Steven J. DeRose (sjd@ebt.com)
Fri, 10 Mar 1995 18:46:41 +0500


At 9:50 AM 3/10/95 +0500, Phillip M. Hallam-Baker wrote:
>>Making browsers forgiving about HTML syntax errors, instead of giving
>>good user feedback, is probably the gravest error committed by the
>>browser writers.
>
>Making the browsers tolerant is essential. Otherwise they would fail on all
>sorts of unexpected bugs in automated scripts. Synthesising correct HTML all
>the time is very tricky.
>

Would you say the same thing about C compilers? That they should not
report syntax errors, but just make the best of it and go on? One could
make it really easy to write C if the compliers automatically opened and
closed curly braces and parens for you.
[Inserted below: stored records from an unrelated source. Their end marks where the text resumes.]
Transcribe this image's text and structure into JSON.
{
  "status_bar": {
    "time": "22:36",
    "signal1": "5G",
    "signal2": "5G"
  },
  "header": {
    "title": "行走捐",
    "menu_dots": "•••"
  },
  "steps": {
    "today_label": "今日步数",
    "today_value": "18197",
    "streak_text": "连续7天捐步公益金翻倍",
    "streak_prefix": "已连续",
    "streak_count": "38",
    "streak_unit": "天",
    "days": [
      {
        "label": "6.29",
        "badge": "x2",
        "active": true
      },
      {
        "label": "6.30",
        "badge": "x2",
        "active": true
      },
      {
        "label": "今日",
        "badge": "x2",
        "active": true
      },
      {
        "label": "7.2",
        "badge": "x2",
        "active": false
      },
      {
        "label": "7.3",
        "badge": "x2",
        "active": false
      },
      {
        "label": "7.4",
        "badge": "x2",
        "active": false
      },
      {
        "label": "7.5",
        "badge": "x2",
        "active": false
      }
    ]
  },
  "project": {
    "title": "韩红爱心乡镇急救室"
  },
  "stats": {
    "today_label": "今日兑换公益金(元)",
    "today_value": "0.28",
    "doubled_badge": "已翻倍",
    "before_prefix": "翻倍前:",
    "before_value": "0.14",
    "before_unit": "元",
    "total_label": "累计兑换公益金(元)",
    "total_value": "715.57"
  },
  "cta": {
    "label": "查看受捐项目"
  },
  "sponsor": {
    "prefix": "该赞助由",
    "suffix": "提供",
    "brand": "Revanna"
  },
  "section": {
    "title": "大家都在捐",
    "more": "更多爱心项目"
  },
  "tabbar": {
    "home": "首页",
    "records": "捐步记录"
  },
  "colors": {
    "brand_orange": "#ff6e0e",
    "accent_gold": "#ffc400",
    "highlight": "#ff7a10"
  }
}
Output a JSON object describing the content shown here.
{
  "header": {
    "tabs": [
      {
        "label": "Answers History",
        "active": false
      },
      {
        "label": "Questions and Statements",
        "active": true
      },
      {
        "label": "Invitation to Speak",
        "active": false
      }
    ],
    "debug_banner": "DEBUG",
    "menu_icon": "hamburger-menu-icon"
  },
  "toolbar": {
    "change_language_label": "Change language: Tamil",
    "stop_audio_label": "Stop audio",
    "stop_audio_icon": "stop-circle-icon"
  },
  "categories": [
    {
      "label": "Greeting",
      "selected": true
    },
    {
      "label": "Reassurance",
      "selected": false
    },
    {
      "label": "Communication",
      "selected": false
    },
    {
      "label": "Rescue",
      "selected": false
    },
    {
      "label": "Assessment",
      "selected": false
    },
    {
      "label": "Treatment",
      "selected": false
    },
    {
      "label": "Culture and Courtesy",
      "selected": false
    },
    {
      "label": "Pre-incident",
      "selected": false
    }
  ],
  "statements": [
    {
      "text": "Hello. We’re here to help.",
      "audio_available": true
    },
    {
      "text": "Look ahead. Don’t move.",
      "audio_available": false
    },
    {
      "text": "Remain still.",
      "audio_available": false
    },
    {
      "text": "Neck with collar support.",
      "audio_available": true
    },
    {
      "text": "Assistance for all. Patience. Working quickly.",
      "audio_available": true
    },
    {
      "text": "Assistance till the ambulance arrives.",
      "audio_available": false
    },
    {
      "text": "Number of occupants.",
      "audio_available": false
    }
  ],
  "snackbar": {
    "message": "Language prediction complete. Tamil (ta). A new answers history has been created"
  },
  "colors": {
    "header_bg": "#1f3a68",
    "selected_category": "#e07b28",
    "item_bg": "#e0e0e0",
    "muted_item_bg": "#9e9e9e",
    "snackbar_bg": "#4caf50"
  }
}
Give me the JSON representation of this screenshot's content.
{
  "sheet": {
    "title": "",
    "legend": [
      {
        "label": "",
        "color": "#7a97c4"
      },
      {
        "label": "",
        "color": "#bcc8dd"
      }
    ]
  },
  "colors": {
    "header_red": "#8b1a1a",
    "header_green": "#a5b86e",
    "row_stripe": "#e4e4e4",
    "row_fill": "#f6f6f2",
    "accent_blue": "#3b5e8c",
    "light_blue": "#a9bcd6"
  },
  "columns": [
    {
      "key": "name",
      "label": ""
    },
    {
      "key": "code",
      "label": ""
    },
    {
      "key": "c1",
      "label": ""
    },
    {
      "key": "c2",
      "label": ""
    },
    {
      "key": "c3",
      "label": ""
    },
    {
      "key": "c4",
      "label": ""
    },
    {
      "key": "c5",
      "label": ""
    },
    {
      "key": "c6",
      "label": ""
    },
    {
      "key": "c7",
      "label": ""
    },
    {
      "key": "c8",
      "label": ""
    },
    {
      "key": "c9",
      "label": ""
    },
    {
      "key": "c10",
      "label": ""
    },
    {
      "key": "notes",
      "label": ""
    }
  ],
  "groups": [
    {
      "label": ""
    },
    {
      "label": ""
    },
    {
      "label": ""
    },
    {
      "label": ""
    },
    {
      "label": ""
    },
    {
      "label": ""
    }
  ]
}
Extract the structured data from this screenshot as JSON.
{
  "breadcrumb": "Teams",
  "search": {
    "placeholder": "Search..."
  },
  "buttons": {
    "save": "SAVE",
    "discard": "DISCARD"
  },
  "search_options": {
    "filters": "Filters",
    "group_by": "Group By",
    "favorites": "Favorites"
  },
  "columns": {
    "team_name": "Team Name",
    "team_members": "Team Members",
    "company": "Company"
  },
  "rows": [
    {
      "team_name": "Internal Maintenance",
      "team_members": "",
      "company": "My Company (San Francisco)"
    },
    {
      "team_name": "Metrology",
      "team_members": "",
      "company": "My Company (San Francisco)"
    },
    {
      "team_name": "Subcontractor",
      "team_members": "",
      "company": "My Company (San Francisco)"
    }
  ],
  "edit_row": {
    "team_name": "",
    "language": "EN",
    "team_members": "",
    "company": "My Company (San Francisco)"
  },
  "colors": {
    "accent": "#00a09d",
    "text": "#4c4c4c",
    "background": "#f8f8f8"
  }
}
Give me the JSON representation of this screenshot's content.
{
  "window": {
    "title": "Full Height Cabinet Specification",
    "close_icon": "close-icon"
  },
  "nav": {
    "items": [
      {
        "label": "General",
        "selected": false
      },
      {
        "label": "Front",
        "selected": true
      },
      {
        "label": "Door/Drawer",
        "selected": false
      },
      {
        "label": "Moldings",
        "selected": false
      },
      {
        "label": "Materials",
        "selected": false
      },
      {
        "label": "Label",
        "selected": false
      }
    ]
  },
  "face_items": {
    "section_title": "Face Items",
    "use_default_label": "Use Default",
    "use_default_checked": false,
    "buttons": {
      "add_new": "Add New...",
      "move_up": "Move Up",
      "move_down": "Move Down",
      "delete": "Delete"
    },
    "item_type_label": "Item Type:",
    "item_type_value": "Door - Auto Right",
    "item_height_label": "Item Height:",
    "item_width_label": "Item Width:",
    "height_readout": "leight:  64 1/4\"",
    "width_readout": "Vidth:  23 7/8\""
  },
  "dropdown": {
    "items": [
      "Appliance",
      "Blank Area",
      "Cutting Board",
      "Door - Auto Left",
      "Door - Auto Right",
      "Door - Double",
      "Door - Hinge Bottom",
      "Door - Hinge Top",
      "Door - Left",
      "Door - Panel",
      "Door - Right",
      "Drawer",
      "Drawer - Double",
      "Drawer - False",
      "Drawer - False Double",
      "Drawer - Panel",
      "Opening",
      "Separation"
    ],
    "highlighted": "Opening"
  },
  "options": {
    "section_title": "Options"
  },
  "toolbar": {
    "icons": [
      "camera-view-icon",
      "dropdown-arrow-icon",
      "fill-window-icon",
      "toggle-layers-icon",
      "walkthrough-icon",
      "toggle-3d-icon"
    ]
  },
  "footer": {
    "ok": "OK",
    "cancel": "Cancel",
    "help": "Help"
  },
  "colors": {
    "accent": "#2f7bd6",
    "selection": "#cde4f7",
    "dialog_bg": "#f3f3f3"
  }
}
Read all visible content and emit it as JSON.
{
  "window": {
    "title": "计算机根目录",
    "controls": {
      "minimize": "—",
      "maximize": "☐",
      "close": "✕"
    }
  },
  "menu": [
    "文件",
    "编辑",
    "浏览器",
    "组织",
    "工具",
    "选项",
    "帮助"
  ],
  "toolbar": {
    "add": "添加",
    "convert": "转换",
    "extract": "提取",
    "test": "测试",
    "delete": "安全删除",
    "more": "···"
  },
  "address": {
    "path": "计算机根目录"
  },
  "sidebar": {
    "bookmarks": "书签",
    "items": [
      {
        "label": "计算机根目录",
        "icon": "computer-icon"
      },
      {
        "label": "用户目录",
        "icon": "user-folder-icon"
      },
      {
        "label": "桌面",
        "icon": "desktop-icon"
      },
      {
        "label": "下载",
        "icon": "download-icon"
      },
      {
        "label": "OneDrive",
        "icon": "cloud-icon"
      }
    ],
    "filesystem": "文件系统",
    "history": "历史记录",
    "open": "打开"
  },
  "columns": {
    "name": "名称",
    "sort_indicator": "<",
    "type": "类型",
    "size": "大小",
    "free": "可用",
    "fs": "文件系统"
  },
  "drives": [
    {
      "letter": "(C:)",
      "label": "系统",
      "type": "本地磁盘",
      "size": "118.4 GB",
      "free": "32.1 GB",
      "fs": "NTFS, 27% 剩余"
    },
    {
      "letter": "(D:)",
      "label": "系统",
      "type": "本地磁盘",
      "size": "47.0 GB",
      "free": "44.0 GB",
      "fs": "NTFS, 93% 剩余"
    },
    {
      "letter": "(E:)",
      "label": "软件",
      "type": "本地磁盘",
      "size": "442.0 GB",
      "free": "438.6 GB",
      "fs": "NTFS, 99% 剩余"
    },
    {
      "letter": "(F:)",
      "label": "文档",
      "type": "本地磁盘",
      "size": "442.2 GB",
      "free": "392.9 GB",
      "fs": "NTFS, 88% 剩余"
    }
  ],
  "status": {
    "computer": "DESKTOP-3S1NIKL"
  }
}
It would also greatly increase the
chance that the result will be *wrong*.

Of course a browser shouldn't crash on finding an error -- but silence is
worse (the pain is just delayed a little).

Current example: Perhaps the most common, trivial tag minimization in SGML
is to use "</>" as a generic end-tag: "close whatever the last thing was that's
still open". But a certain famous client's parser writer apparently didn't
bother with it, which led to my whole document coming out in huge type when
i did:

<h1>the title</>

no error message, no "</" showing up as data, no nothing. the browser found
the end-tag and decided it was markup, not data, then did who knows what?
If i'd been using a system that parsed HTML correctly, my file would work,
yet i'd get tons of mail from people complaining how stupid it looked in
browser x.

conclusion:
don't crash, but also don't patronize the authors by not telling them when
they screwed up (better yet, create editing software that makes it easy
to do things right, and hard to do them wrong).